Q: What advice would you give managers for how to identify and address stress at work? 

I think the key thing here is to remind managers that they don’t need to be, and shouldn’t try to be, gurus in stress and mental health. 

What will make you a good manager is to know your team and communicate with them regularly and consistently so that you can spot any changes in behaviour.  Make sure you have some face to face contact, even if it has to be by video conference, so that you can read facial expressions and body language, as well as being able to see the more obvious physical changes that may occur as a result of stress or mental health issues.  Make it a point every now and then to directly ask your team how they are doing and what you can do to support them.  

Then you just need to know who to ask for help – whether that is your HR team, your EAP scheme, using external resources such as the charity Mind, or maybe you have mental health first aiders or champions at work. You don’t have to be the expert and nor should you try to be.

In addition, one cause of stress is an individual’s response to uncertainty, so communicating lots and providing some predictability and consistency where you can, will help.  

Q: With all the organisational costs at the moment, why do you think it is worth companies investing in wellbeing initiatives?  

Simply put, your people are your business, if you don’t invest in their health and wellbeing and they burnout, then you won’t have a business. 

Also, wellbeing support doesn’t need to be expensive.  Some wellbeing benefits can be fantastic and can really support employees (such as EAP schemes), but ultimately what matters the most is what is going on underneath the surface, issues like:  

  • Do I feel secure at work?  
  • Do I have someone I can talk to at work?  
  • Can I talk to my manager?  
  • Do I feel I can raise issues and concerns?  
  • Do I get on with my colleagues, do I feel supported?
  • Do I trust my colleagues/reports/manager?  
  • Am I trusted to do my job well, do I have autonomy? 
  • Do I have everything I need to do my job?  
  • Are my lines of responsibility and accountability clear?    

These types of questions are fundamental, and you can make it even better by adding some really good wellbeing initiatives on top.  

Q: What tips do you have for employees who are working from home and are struggling to switch off at the end of their working day? 

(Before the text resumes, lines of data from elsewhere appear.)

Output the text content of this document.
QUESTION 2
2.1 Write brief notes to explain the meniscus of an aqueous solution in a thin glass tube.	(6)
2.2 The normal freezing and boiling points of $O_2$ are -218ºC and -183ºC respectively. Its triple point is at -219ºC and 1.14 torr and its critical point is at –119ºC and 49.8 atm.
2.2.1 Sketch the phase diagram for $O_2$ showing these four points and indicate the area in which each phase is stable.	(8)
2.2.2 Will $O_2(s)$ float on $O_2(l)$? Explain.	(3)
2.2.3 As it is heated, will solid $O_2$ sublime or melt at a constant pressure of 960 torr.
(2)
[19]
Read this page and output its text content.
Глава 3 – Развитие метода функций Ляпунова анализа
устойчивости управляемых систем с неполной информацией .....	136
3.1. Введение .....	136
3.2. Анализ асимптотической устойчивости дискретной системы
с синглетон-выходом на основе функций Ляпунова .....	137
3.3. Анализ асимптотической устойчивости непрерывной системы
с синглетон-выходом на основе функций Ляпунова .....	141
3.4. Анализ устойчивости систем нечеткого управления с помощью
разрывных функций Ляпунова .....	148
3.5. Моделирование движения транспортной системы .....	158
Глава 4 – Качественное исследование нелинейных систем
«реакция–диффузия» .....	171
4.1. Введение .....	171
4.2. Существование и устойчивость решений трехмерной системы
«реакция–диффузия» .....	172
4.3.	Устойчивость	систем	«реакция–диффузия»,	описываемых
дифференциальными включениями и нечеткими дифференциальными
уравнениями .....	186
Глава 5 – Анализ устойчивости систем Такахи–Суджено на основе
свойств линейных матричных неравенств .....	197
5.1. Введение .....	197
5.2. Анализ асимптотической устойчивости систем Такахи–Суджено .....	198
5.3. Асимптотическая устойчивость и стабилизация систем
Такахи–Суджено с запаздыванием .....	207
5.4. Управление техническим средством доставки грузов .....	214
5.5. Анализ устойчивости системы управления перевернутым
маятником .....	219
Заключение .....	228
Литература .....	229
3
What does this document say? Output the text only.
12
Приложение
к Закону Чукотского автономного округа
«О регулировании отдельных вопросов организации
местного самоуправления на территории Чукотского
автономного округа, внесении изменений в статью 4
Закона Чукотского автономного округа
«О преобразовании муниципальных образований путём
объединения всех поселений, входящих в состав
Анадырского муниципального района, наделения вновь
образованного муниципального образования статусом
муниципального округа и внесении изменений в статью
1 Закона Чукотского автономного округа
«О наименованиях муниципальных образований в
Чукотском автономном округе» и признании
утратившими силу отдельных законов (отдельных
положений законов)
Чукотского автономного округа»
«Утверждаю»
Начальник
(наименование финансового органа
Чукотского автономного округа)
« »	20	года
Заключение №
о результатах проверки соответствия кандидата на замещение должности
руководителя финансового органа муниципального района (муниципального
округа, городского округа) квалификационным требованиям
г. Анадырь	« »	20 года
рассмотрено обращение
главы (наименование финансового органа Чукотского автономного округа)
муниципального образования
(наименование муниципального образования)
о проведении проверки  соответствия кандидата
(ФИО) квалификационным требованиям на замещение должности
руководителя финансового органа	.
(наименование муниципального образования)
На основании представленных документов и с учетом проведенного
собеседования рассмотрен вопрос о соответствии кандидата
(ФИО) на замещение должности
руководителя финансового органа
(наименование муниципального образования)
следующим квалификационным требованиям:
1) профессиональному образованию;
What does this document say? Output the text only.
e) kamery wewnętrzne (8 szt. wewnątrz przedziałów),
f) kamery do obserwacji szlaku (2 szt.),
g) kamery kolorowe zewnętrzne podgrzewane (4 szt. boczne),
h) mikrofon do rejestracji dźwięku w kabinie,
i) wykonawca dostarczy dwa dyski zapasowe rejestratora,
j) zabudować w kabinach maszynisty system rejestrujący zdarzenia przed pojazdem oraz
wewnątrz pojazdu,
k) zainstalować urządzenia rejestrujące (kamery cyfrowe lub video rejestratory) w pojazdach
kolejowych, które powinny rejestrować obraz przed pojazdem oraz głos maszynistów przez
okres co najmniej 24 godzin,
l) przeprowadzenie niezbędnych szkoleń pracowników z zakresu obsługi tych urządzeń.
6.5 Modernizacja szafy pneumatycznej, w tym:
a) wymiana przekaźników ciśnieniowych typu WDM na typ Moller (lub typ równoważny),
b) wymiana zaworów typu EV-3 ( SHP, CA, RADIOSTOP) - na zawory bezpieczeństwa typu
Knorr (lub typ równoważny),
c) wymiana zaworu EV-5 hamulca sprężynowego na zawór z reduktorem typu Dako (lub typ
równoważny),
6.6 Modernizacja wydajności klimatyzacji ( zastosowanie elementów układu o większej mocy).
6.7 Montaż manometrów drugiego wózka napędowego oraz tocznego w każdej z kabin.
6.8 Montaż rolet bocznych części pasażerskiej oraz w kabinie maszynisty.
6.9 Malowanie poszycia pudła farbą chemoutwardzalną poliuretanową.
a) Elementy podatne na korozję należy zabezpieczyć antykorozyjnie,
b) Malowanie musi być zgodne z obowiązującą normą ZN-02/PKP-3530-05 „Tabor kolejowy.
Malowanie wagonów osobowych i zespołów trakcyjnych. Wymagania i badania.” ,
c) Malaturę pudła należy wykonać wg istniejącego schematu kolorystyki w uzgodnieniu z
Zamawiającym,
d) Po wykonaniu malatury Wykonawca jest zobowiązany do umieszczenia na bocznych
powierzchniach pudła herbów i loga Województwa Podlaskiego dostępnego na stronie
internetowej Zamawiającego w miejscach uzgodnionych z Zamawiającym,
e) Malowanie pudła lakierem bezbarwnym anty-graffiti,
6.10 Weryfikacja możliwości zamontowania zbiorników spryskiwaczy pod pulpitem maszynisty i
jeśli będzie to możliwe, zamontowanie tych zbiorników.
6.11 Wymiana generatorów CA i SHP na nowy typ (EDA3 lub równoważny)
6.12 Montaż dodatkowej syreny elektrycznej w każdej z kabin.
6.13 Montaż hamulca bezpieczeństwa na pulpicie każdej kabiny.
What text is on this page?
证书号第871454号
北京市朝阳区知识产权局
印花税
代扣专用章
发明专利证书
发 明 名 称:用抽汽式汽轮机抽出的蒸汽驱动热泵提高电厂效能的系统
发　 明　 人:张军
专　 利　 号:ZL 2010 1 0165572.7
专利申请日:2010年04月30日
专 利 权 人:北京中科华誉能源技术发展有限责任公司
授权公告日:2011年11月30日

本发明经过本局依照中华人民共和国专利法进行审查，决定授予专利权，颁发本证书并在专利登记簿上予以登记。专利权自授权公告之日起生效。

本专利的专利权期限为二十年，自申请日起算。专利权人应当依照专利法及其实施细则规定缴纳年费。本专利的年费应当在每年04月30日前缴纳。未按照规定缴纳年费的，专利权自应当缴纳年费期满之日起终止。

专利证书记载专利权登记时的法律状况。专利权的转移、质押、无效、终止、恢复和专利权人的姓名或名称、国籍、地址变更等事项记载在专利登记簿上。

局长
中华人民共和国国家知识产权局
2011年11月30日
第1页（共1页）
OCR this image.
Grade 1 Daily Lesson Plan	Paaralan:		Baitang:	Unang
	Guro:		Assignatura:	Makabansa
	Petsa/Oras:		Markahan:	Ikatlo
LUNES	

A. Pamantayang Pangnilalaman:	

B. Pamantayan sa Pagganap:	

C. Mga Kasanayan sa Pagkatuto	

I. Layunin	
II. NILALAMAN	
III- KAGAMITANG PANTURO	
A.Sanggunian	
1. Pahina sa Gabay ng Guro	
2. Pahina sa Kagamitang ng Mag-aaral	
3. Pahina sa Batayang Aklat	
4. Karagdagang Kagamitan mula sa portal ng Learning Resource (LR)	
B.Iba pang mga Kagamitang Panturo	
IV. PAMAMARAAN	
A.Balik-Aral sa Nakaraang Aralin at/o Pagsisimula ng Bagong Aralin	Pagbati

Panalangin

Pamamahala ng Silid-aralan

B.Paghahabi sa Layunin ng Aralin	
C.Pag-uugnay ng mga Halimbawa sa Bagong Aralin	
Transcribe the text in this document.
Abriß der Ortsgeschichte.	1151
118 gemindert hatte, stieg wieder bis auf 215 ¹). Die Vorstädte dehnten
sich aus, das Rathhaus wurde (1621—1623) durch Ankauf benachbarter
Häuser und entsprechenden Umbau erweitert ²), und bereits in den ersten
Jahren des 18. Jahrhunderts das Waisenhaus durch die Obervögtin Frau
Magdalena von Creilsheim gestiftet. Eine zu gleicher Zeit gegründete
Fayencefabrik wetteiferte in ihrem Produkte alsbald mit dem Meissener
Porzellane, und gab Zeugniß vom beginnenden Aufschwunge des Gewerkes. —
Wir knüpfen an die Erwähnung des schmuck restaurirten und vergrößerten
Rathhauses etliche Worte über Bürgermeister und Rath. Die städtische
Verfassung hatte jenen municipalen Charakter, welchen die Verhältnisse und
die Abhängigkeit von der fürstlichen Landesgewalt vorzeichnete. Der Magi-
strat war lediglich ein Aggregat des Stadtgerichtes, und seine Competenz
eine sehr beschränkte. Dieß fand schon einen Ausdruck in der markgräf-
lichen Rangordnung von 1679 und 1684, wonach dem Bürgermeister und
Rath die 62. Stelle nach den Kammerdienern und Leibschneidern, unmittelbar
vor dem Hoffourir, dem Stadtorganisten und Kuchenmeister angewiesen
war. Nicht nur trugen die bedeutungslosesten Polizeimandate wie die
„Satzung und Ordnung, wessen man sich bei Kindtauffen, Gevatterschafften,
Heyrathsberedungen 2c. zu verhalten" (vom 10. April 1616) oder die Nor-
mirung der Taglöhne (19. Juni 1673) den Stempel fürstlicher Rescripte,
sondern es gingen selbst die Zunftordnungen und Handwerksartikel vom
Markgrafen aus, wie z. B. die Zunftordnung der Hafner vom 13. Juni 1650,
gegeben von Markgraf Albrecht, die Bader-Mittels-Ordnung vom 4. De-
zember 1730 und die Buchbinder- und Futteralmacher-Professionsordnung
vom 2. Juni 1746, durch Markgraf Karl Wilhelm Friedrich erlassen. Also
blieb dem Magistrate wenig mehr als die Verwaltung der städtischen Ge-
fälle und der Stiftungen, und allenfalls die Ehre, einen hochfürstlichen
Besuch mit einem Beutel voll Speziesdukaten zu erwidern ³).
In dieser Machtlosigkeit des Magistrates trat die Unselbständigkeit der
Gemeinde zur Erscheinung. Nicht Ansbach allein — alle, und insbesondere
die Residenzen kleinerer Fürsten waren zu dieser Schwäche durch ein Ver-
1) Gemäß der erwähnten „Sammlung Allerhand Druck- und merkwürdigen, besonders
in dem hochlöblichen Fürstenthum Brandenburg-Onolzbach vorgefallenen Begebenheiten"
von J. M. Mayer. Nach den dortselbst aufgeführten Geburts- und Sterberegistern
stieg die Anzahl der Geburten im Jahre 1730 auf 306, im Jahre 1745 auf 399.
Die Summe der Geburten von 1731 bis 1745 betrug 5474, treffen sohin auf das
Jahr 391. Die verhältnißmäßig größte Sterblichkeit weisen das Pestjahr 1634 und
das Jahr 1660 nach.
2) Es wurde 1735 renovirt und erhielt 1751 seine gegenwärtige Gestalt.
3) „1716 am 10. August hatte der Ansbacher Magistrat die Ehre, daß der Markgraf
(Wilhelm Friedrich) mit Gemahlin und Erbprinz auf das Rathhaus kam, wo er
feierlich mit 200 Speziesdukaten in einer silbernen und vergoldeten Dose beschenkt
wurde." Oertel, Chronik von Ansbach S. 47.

This is a big question for a lot of people of at the moment, but there are some really simple things you can do to make a start:  

  • Create routines and rituals to separate the transition between starting work and finishing work.  This could be replacing your commute with a short walk, or going to get a coffee from your local coffee shop if you can, or even dressing up for work.  Do whatever works for you (and if you want to dig a little deeper, then read up on habit forming).  
  • Take regular breaks from your screen and turn it off in the evening (read up on sleep hygiene and blue light).  
  • Try to find (or invest more time in) simple hobbies and interests outside of work or family (even if they have to be home based at the moment). Hobbies can take your mind off work, but they can also help to improve your productivity and general engagement at work in many different ways. 
  • There will of course be occasions when that routine you create may be unrealistic.  For example, when you have a big deadline.  In these scenarios perhaps the next best thing is to try to find a way to coordinate your time with your team members and create some ‘team norms and rules’ to try to create some stability, routine and give yourself breaks in a different way.   
  • Above all, and most importantly, ask for help if you need it.